From the frenetic, pulsating Atlantic port city of Douala, Cameroon’s coast curves up past thickets of rubber trees and banana plantations to the laidback beach town of Limbe, 70km north. Here, a series of black, sandy beaches run toward the border with Nigeria, and it’s the kind of place where a marooned survivor like Tarzan’s co-star Jane could have washed up. Nowadays Limbe’s main strip is home to colourful wooden fishing boats and rows of corrugated iron barbeque shacks offering the very best of Cameroonian cuisine: you-buy-they-grill fish, served with hot sauce and barbequed corn.

Ape sanctuaries

On the lower flanks of Mt Cameroon – West Africa’s most volatile volcano – Limbe Wildlife Centre rehabilitates and protects Tarzan’s compatriots from both deforestation and West Africa’s lucrative and illegal bush-meat trade.
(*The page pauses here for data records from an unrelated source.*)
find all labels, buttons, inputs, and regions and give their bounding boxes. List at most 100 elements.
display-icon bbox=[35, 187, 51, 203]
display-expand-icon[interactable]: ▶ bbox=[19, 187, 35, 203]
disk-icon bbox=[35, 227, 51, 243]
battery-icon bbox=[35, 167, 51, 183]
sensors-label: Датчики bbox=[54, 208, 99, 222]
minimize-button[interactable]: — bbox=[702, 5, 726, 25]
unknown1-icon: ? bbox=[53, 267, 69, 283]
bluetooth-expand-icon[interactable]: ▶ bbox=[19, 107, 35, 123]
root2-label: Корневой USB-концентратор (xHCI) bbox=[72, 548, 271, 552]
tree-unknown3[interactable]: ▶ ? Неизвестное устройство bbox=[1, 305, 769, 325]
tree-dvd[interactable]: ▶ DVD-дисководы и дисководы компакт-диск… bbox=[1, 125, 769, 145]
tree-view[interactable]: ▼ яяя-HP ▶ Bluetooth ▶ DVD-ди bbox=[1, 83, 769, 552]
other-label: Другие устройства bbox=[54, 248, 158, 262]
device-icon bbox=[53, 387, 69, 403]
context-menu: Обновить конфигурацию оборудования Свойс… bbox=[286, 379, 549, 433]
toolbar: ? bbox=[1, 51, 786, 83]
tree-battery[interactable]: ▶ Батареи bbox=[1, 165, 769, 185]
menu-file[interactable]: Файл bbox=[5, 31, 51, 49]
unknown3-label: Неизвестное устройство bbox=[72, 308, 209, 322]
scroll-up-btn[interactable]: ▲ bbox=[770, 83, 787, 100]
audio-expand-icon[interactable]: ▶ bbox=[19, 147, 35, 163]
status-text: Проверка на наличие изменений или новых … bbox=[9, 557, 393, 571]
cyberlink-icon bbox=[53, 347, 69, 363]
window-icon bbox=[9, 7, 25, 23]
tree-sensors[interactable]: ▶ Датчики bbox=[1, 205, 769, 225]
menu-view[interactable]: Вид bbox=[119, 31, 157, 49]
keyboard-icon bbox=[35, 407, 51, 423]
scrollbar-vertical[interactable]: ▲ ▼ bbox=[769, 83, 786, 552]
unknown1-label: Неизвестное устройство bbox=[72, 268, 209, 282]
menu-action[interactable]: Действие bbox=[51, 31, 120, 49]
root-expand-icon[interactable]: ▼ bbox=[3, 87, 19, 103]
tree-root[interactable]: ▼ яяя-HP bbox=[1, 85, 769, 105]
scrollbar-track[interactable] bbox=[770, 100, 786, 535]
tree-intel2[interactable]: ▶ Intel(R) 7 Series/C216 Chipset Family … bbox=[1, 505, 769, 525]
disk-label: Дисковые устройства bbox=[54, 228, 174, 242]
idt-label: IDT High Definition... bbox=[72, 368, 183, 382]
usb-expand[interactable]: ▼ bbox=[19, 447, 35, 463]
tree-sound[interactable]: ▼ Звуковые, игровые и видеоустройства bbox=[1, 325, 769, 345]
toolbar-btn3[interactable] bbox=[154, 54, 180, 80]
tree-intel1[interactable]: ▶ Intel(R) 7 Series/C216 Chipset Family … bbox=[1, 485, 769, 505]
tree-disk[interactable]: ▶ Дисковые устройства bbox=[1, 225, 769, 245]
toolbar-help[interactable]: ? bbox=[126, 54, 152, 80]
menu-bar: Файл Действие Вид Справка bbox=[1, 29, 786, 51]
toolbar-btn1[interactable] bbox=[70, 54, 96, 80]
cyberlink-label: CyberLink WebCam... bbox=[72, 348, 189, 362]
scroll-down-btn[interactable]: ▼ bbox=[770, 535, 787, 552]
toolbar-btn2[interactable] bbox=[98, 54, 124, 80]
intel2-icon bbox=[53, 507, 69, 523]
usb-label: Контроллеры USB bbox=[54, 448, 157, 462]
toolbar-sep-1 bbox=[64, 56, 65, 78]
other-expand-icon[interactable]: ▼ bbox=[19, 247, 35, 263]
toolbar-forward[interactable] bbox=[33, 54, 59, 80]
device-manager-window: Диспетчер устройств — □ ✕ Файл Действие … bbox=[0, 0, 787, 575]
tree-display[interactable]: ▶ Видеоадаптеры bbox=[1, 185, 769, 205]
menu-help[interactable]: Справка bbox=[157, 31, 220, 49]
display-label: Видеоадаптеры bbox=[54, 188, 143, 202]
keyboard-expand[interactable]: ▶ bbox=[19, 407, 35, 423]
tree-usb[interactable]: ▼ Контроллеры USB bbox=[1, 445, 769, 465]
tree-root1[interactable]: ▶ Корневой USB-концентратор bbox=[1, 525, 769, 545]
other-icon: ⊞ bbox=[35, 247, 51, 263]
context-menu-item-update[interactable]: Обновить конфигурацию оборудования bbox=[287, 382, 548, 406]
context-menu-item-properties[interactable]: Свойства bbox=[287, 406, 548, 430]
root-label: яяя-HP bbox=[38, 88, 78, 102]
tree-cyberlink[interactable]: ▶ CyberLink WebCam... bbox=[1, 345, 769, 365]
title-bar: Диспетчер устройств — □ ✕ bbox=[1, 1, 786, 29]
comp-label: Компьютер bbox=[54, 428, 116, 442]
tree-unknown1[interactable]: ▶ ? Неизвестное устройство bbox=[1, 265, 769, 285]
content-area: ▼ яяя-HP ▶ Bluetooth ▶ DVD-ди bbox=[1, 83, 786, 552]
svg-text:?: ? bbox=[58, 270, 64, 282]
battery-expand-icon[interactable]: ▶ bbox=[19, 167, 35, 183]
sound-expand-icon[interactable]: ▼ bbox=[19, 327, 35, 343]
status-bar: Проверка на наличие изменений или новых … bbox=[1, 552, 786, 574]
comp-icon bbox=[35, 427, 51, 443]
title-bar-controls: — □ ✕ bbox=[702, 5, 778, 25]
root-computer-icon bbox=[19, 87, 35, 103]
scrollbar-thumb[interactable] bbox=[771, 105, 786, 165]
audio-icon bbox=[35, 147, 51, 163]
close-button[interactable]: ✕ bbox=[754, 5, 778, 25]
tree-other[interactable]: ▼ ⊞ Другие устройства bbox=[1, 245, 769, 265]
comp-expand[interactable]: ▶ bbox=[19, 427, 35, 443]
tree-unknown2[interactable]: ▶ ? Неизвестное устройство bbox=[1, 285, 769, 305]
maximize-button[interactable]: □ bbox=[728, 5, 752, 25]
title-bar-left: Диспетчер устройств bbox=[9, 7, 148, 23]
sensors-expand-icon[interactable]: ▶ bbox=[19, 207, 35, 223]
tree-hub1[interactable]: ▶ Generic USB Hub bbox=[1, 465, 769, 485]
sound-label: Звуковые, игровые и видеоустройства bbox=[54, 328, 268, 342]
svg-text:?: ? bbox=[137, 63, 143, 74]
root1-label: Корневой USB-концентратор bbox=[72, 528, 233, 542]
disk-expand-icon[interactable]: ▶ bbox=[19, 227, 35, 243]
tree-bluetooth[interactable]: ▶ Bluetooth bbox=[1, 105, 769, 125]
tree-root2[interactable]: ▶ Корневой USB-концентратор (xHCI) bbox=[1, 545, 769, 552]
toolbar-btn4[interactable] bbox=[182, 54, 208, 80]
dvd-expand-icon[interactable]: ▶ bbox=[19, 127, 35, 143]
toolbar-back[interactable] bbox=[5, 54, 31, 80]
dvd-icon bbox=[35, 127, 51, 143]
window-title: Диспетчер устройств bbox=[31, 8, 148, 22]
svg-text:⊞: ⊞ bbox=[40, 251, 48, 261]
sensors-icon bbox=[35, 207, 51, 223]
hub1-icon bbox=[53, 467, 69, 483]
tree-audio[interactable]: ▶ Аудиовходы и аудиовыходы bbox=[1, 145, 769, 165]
One of Africa’s most celebrated centres for ape, chimpanzee and gorilla rescue and research, the centre has dozens of enclosures, allowing visitors to have chest-beating encounters with up to 16 different types of primates – including the world’s largest colony of drill monkeys, which are endangered and exceptionally rare. So many primates need help that the centre has outgrown its base, so plans are now afoot to open a second visitor centre in Mt Cameroon’s foothills; the outdoor monkey playground concept is based around a series of rainforest canopy platforms.